La maîtrise des dépenses publiques apparaît bien difficile, dans un contexte où chaque sénateur coûte 23 500 € par mois au contribuable. On aurait pu s’attendre à une diminution de la dette de la France, lorsque le 21 janvier 2016 la patrie de Molière empruntait jusqu’à 5 ans à des taux négatifs. Depuis le phénomène ne s’est jamais arrêté, accentué par le oui des Anglais au Brexit.

Le 30 juillet 2015, l’agence France Trésor émettait des obligations d’État au rendement positif de +0,16 % sur 5 ans, ce qui était déjà vu comme un miracle. Un an plus tard et sur la même durée, les obligations sont au rendement négatif de -0,401 %.

On y a pourtant cru un moment, lorsqu’il semblait que les dépenses publiques profitaient des bonnes conditions du marché. Mais rien n’y fit, alors que le contribuable empruntait contre la promesse de rembourser moins, la dette de la France s’alourdissait de 61 milliards d’euros en 1 an.

François Hollande a fait mieux que Nicolas Sarkozy

Lorsque Jacques Chirac remit les clés du palais de l’Élysée à Nicolas Sarkozy le 16 mai 2007, il lui laissa sur le dos une dette de 919,7 milliards d’euros. Lui-même, à l’aube de sa 2e mandature et premier quinquennat de la Ve République, avait la responsabilité de rembourser 617 milliards d’euros.

Jacques Chirac avait donc réussi à augmenter la dette de la France de près de  +49 % en 5 ans. Nicolas Sarkozy fit tout aussi bien au cours du quinquennat qui suivit, rehaussant la barre de +49,5 %, jusqu’à laisser à François Hollande une addition de 374 milliards d’euros au 31 mai 2012. L’ancien secrétaire général du parti socialiste fut plus prudent que ses prédécesseurs. Jusqu’à maintenant il n’a augmenté le poids de la dette que de +7,2 %, freinant des 4 fers l’arrivée jusqu’aux fatidiques 100 % du PIB, selon les calculs des accords de Maastricht.

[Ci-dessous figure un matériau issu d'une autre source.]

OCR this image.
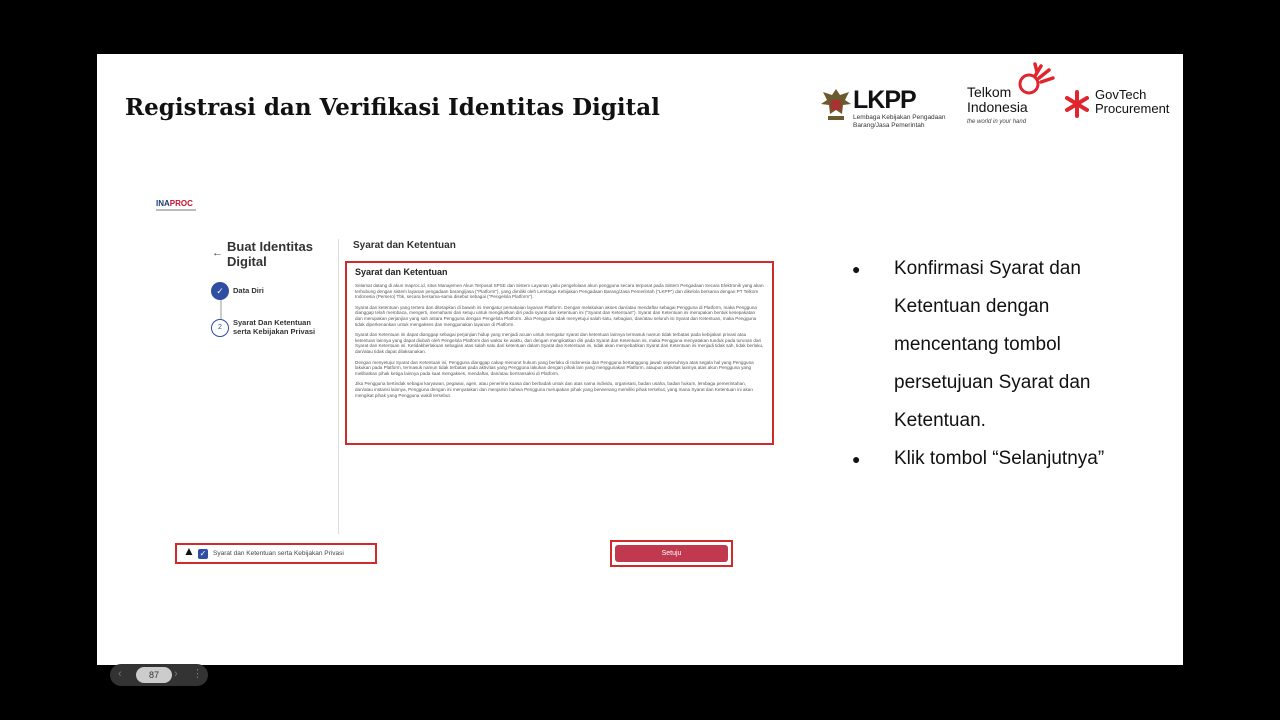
Registrasi dan Verifikasi Identitas Digital	LKPP
Lembaga Kebijakan Pengadaan Barang/Jasa Pemerintah
Telkom Indonesia
the world in your hand
GovTech Procurement
INAPROC
← Buat Identitas Digital
✓	Data Diri
2
Syarat Dan Ketentuan serta Kebijakan Privasi
Syarat dan Ketentuan
Syarat dan Ketentuan

Selamat datang di akun Inaproc.id, situs Manajemen Akun Terpusat SPSE dan Sistem Layanan yaitu pengelolaan akun pengguna secara terpusat pada Sistem Pengadaan Secara Elektronik yang akan terhubung dengan sistem layanan pengadaan barang/jasa ("Platform"), yang dimiliki oleh Lembaga Kebijakan Pengadaan Barang/Jasa Pemerintah ("LKPP") dan dikelola bersama dengan PT Telkom Indonesia (Persero) Tbk, secara bersama-sama disebut sebagai ("Pengelola Platform").

Syarat dan ketentuan yang tertera dan ditetapkan di bawah ini mengatur pemakaian layanan Platform. Dengan melakukan akses dan/atau mendaftar sebagai Pengguna di Platform, maka Pengguna dianggap telah membaca, mengerti, memahami dan setuju untuk mengikatkan diri pada syarat dan ketentuan ini ("Syarat dan Ketentuan"). Syarat dan Ketentuan ini merupakan bentuk kesepakatan dan merupakan perjanjian yang sah antara Pengguna dengan Pengelola Platform. Jika Pengguna tidak menyetujui salah satu, sebagian, dan/atau seluruh isi Syarat dan Ketentuan, maka Pengguna tidak diperkenankan untuk mengakses dan menggunakan layanan di Platform.

Syarat dan Ketentuan ini dapat dianggap sebagai perjanjian hidup yang menjadi acuan untuk mengatur syarat dan ketentuan lainnya termasuk namun tidak terbatas pada kebijakan privasi atau ketentuan lainnya yang dapat diubah oleh Pengelola Platform dari waktu ke waktu, dan dengan mengikatkan diri pada Syarat dan Ketentuan ini, maka Pengguna menyatakan tunduk pada turunan dari Syarat dan Ketentuan ini. Ketidakberlakuan sebagian atas salah satu dari ketentuan dalam Syarat dan Ketentuan ini, tidak akan menyebabkan Syarat dan Ketentuan ini menjadi tidak sah, tidak berlaku, dan/atau tidak dapat dilaksanakan.

Dengan menyetujui Syarat dan Ketentuan ini, Pengguna dianggap cakap menurut hukum yang berlaku di Indonesia dan Pengguna bertanggung jawab sepenuhnya atas segala hal yang Pengguna lakukan pada Platform, termasuk namun tidak terbatas pada aktivitas yang Pengguna lakukan dengan pihak lain yang menggunakan Platform, ataupun aktivitas lainnya atas akun Pengguna yang melibatkan pihak ketiga lainnya pada saat mengakses, mendaftar, dan/atau bertransaksi di Platform.

Jika Pengguna bertindak sebagai karyawan, pegawai, agen, atau penerima kuasa dari berbadak untuk dan atas nama individu, organisasi, badan usaha, badan hukum, lembaga pemerintahan, dan/atau instansi lainnya, Pengguna dengan ini menyatakan dan menjamin bahwa Pengguna merupakan pihak yang berwenang memiliki pihak tersebut, yang mana Syarat dan Ketentuan ini akan mengikat pihak yang Pengguna wakili tersebut.

✓ Syarat dan Ketentuan serta Kebijakan Privasi
▲	Setuju
● Konfirmasi Syarat dan Ketentuan dengan mencentang tombol persetujuan Syarat dan Ketentuan.
● Klik tombol “Selanjutnya”
‹	87	› ⋮
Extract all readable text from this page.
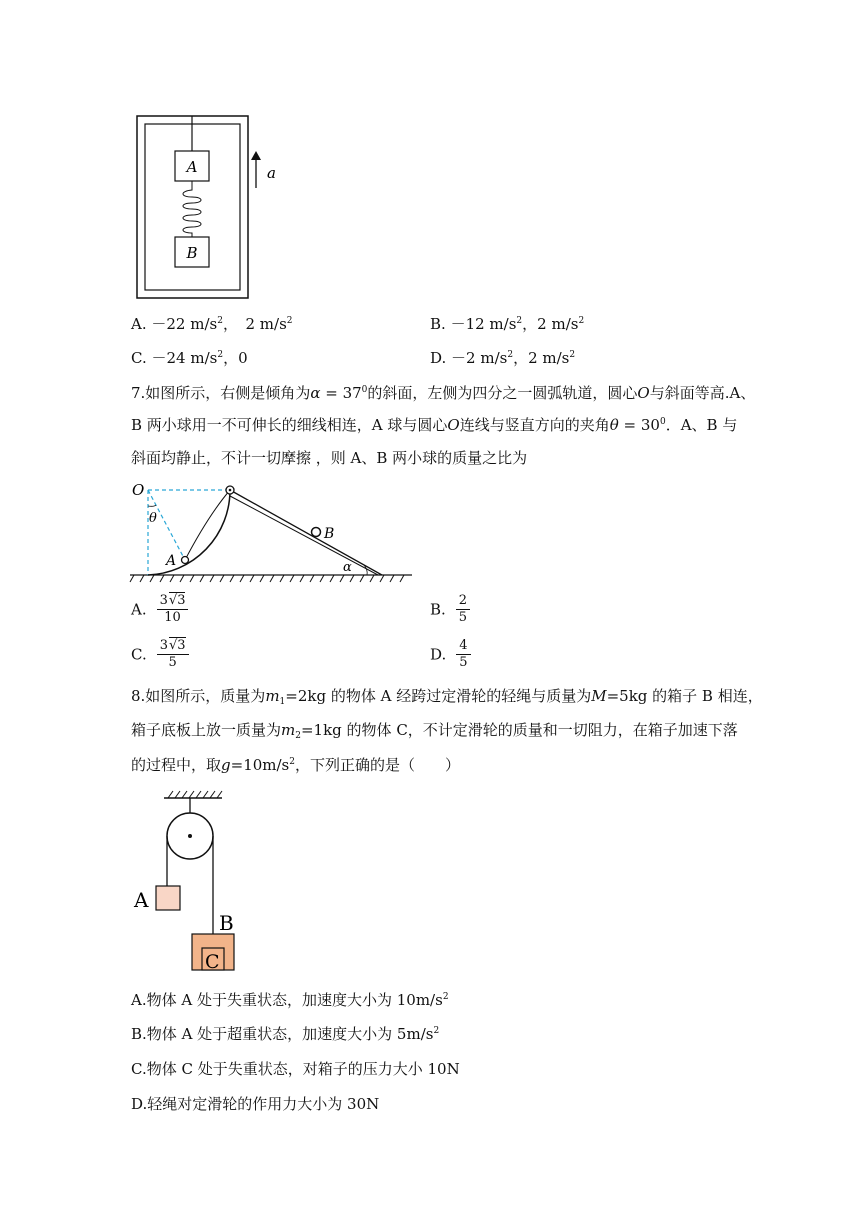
A
B
a
A. －22 $m/s^2$，　 2 $m/s^2$	B. －12 $m/s^2$，2 $m/s^2$
C. －24 $m/s^2$，0	D. －2 $m/s^2$，2 $m/s^2$
7.如图所示，右侧是倾角为$\alpha = 37^0$的斜面，左侧为四分之一圆弧轨道，圆心O与斜面等高.A、
B 两小球用一不可伸长的细线相连，A 球与圆心O连线与竖直方向的夹角$\theta = 30^0$．A、B 与
斜面均静止，不计一切摩擦 ，则 A、B 两小球的质量之比为
O
θ
A
B
α
A. $\frac{3√3}{10}$	B. $\frac{2}{5}$
C. $\frac{3√3}{5}$	D. $\frac{4}{5}$
8.如图所示，质量为$m_1=2kg$ 的物体 A 经跨过定滑轮的轻绳与质量为M=5kg 的箱子 B 相连，
箱子底板上放一质量为$m_2=1kg$ 的物体 C，不计定滑轮的质量和一切阻力，在箱子加速下落
的过程中，取$g=10m/s^2$，下列正确的是（　　）
A
B
C
A.物体 A 处于失重状态，加速度大小为 $10m/s^2$
B.物体 A 处于超重状态，加速度大小为 $5m/s^2$
C.物体 C 处于失重状态，对箱子的压力大小 10N
D.轻绳对定滑轮的作用力大小为 30N
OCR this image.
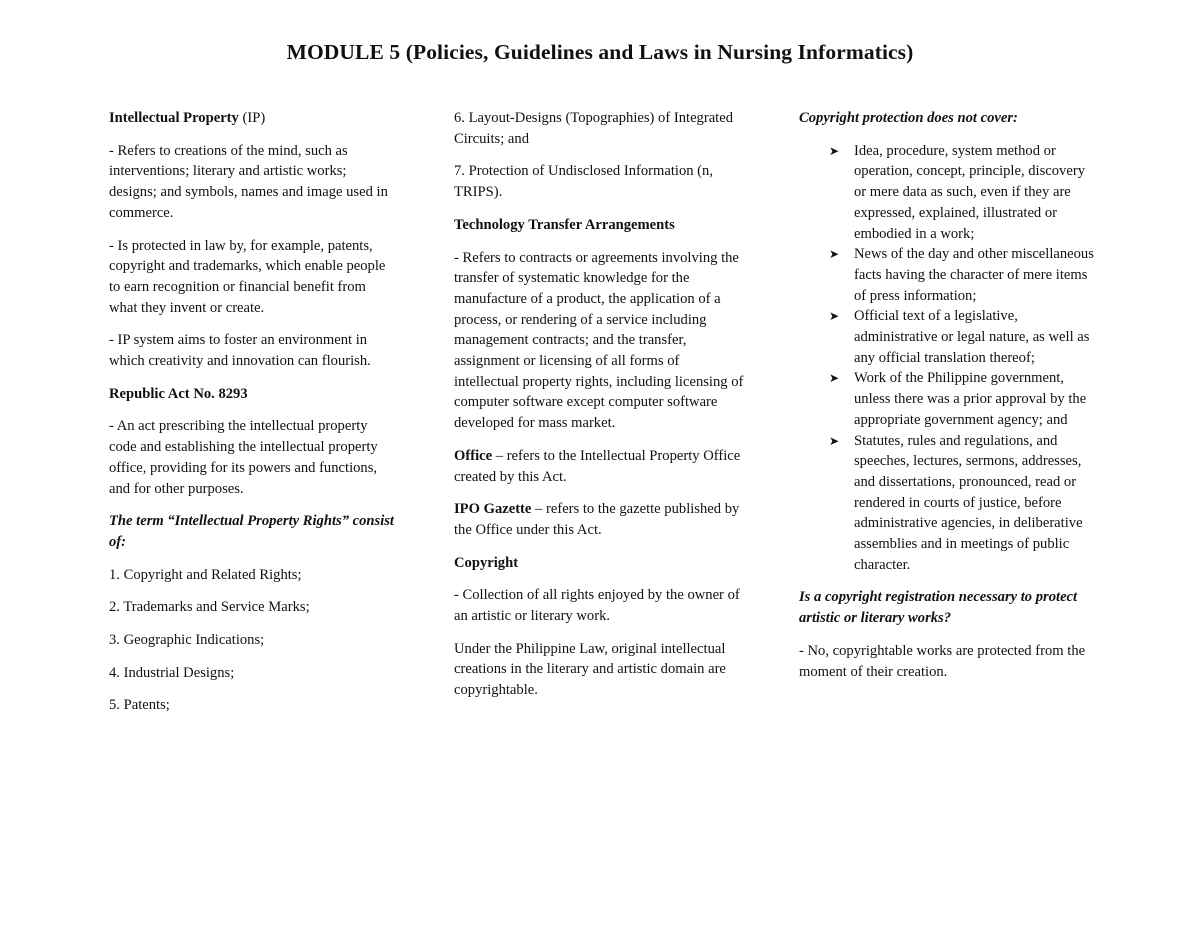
MODULE 5 (Policies, Guidelines and Laws in Nursing Informatics)

Intellectual Property (IP)

- Refers to creations of the mind, such as interventions; literary and artistic works; designs; and symbols, names and image used in commerce.

- Is protected in law by, for example, patents, copyright and trademarks, which enable people to earn recognition or financial benefit from what they invent or create.

- IP system aims to foster an environment in which creativity and innovation can flourish.

Republic Act No. 8293

- An act prescribing the intellectual property code and establishing the intellectual property office, providing for its powers and functions, and for other purposes.

The term “Intellectual Property Rights” consist of:

1. Copyright and Related Rights;

2. Trademarks and Service Marks;

3. Geographic Indications;

4. Industrial Designs;

5. Patents;

6. Layout-Designs (Topographies) of Integrated Circuits; and

7. Protection of Undisclosed Information (n, TRIPS).

Technology Transfer Arrangements

- Refers to contracts or agreements involving the transfer of systematic knowledge for the manufacture of a product, the application of a process, or rendering of a service including management contracts; and the transfer, assignment or licensing of all forms of intellectual property rights, including licensing of computer software except computer software developed for mass market.

Office – refers to the Intellectual Property Office created by this Act.

IPO Gazette – refers to the gazette published by the Office under this Act.

Copyright

- Collection of all rights enjoyed by the owner of an artistic or literary work.

Under the Philippine Law, original intellectual creations in the literary and artistic domain are copyrightable.

Copyright protection does not cover:

➤ Idea, procedure, system method or operation, concept, principle, discovery or mere data as such, even if they are expressed, explained, illustrated or embodied in a work;
➤ News of the day and other miscellaneous facts having the character of mere items of press information;
➤ Official text of a legislative, administrative or legal nature, as well as any official translation thereof;
➤ Work of the Philippine government, unless there was a prior approval by the appropriate government agency; and
➤ Statutes, rules and regulations, and speeches, lectures, sermons, addresses, and dissertations, pronounced, read or rendered in courts of justice, before administrative agencies, in deliberative assemblies and in meetings of public character.

Is a copyright registration necessary to protect artistic or literary works?

- No, copyrightable works are protected from the moment of their creation.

Car il ne s’agit que de la dette négociable. Au sens auquel l’entendent les accords de Maastricht, elle se monte à 2137,6 milliards d’euros. Beaucoup de chiffres difficiles à comprendre pour le contribuable, qui aujourd’hui paye une TVA à 20 % et voit les foyers à très hauts revenus franchir la frontière, pour se réfugier sous des cieux fiscaux plus cléments.